My oncologist, Dr. Adam Lye at Norton Cancer Institute, has since described my condition as a 'runaway freight train.' The PET scan showed cancer in the lungs, bones and additional lymphatic spread. While he was insistent that I had to have some type of mutation driver because of my age and tobacco naïve status, he was also concerned we were running out of time. The liquid biopsy had not shown any mutations and the bone biopsy from the metastasis in my hip had also come back without news. Determined that the mutation had to be there, Dr. Lye ordered one final biopsy of the primary tumor in the left lung.

In the meantime, I did a combo round of chemotherapy and immunotherapy. Two days after that infusion, I came down with COVID-19 and ended up hospitalized due to severe lung inflammation. My pulmonologist has since said that when I went in the hospital in August, he did not expect me to come out. The cancer, chemo, and COVID combo should have killed me. But my story was not over.
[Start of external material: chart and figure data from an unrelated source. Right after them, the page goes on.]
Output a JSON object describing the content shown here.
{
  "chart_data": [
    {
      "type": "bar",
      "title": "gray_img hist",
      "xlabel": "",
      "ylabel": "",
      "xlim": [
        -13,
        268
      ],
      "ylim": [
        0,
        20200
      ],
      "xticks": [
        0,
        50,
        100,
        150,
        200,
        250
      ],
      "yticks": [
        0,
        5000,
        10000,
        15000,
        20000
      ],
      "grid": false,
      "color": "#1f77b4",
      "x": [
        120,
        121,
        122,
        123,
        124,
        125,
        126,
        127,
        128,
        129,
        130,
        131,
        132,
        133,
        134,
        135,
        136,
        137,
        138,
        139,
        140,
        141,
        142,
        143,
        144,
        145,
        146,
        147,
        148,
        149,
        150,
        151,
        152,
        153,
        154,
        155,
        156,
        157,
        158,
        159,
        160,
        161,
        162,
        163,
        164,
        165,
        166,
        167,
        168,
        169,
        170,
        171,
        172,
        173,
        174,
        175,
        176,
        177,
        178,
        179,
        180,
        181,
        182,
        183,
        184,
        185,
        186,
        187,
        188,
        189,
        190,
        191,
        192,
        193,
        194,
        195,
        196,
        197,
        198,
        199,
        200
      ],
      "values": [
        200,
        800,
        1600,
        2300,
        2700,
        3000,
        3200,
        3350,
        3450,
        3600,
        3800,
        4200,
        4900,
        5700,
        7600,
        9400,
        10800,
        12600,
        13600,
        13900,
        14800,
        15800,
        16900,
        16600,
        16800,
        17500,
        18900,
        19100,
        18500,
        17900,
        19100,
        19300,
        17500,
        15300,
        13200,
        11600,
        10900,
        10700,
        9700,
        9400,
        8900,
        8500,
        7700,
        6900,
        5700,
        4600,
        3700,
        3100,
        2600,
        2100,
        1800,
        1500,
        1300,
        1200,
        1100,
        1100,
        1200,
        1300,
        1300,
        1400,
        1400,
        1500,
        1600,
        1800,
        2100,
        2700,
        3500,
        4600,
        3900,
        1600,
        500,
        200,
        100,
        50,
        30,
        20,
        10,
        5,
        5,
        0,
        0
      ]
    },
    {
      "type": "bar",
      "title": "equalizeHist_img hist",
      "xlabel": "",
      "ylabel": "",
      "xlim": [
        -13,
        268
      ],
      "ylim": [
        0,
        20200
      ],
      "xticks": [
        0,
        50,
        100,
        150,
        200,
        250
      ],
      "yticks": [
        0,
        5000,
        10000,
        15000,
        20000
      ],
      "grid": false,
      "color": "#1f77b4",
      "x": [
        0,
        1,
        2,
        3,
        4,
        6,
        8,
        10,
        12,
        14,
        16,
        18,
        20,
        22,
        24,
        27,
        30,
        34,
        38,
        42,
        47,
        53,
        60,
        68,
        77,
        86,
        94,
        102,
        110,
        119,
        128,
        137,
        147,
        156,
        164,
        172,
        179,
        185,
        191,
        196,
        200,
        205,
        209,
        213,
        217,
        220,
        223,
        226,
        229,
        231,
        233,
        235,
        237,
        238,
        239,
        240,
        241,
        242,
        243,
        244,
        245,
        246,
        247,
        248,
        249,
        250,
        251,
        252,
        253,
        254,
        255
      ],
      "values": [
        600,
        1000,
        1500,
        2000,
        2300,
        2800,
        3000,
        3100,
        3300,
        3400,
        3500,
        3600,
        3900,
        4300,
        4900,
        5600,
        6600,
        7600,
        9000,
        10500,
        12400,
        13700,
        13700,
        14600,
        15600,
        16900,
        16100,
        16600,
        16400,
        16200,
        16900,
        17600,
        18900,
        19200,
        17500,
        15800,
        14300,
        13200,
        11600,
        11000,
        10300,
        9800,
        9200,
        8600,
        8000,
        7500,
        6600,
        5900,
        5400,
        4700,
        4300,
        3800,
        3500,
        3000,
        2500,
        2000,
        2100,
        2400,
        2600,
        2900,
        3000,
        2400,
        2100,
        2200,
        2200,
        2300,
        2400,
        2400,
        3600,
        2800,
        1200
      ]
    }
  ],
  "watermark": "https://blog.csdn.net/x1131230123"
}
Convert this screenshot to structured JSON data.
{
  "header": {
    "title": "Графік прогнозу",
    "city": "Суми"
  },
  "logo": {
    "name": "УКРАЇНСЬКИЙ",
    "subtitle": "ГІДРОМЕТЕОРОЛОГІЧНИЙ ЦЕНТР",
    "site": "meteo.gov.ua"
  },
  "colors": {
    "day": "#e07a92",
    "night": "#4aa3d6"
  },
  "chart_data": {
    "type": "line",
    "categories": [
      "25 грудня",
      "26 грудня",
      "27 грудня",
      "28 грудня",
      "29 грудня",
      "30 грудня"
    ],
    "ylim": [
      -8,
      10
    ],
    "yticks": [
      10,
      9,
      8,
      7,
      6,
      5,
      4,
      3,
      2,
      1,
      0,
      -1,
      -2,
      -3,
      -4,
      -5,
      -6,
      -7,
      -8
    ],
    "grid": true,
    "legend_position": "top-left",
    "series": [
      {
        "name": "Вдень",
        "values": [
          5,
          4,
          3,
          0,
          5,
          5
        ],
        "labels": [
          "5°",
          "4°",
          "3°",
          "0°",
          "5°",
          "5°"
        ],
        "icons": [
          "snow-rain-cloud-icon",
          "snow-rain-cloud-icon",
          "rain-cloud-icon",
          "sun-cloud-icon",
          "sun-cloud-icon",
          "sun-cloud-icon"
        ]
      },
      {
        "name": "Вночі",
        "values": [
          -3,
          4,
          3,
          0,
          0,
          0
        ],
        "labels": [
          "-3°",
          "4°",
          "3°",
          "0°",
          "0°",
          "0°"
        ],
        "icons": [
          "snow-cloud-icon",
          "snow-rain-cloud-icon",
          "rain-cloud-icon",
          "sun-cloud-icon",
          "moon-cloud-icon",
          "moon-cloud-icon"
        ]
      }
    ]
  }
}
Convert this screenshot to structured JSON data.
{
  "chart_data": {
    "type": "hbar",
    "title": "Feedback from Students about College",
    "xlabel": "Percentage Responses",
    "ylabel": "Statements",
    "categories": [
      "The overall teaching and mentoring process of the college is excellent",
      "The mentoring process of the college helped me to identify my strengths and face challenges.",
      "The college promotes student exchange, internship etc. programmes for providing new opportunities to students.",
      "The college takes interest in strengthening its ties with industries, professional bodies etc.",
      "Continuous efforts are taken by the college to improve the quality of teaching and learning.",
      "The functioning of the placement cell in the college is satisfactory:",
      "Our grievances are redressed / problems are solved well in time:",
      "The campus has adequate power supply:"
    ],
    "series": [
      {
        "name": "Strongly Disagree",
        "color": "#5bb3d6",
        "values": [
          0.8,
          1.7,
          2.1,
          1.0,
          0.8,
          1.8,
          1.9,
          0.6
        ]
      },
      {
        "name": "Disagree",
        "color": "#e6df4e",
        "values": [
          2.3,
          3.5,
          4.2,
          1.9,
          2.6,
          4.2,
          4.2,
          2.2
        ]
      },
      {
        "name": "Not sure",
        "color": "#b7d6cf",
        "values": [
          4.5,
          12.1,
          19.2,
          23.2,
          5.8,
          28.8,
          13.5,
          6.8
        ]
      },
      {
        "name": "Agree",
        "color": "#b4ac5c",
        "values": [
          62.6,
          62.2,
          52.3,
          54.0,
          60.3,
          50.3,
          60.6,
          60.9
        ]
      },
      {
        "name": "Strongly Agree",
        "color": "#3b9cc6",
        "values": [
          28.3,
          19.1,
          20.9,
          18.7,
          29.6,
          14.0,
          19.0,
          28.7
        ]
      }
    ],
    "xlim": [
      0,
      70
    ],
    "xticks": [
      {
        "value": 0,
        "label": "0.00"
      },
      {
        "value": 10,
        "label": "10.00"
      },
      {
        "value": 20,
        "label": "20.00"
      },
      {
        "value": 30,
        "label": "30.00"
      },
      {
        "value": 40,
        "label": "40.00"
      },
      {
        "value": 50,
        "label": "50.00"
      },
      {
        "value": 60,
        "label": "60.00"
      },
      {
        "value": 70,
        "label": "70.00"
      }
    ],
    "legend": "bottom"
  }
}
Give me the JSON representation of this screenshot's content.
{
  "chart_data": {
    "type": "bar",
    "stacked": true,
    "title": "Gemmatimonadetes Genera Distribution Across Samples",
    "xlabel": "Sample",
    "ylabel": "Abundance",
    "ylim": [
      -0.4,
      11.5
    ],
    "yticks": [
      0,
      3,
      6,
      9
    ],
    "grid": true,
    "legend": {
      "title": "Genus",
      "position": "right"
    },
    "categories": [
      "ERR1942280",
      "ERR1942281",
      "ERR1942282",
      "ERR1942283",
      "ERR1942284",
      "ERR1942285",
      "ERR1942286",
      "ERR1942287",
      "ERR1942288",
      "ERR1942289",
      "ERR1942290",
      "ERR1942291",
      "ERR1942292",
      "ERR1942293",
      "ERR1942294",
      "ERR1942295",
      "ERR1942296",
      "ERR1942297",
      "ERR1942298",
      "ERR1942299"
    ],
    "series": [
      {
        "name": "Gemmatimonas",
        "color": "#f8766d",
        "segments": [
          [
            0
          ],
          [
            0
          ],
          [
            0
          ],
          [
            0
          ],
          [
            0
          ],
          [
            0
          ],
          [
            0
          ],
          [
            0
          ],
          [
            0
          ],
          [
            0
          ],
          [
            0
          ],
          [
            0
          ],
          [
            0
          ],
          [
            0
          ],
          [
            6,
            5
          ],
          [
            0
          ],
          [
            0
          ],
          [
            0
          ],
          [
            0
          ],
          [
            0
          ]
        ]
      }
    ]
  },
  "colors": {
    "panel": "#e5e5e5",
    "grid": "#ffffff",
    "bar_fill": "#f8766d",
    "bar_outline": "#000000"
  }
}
The day before my second scheduled infusion, Dr. Lye called with extreme excitement in his voice. 'We found it! Your biopsy came back with a RET+ KIF5B mutation. This makes up less than 2% of NSCLC patients but there are currently two FDA-approved drugs for your specific cancer mutation. I’m going to start you on pralsetnib (Gavreto) right away. I've been joyfully taking my targeted therapy every day since September 12, 2021. There have continued to be bumps in the road as I adjust to this new normal, but because of research, I was able to celebrate Christmas with my family.

Some day, the cancer will develop resistance to the medicine and the aggressive disease currently lying dormant in my lungs could come roaring back. But I live with the hope that research will continue and there will be advances in my lifetime that can turn the death sentence of RET+ lung cancer into just another chronic condition.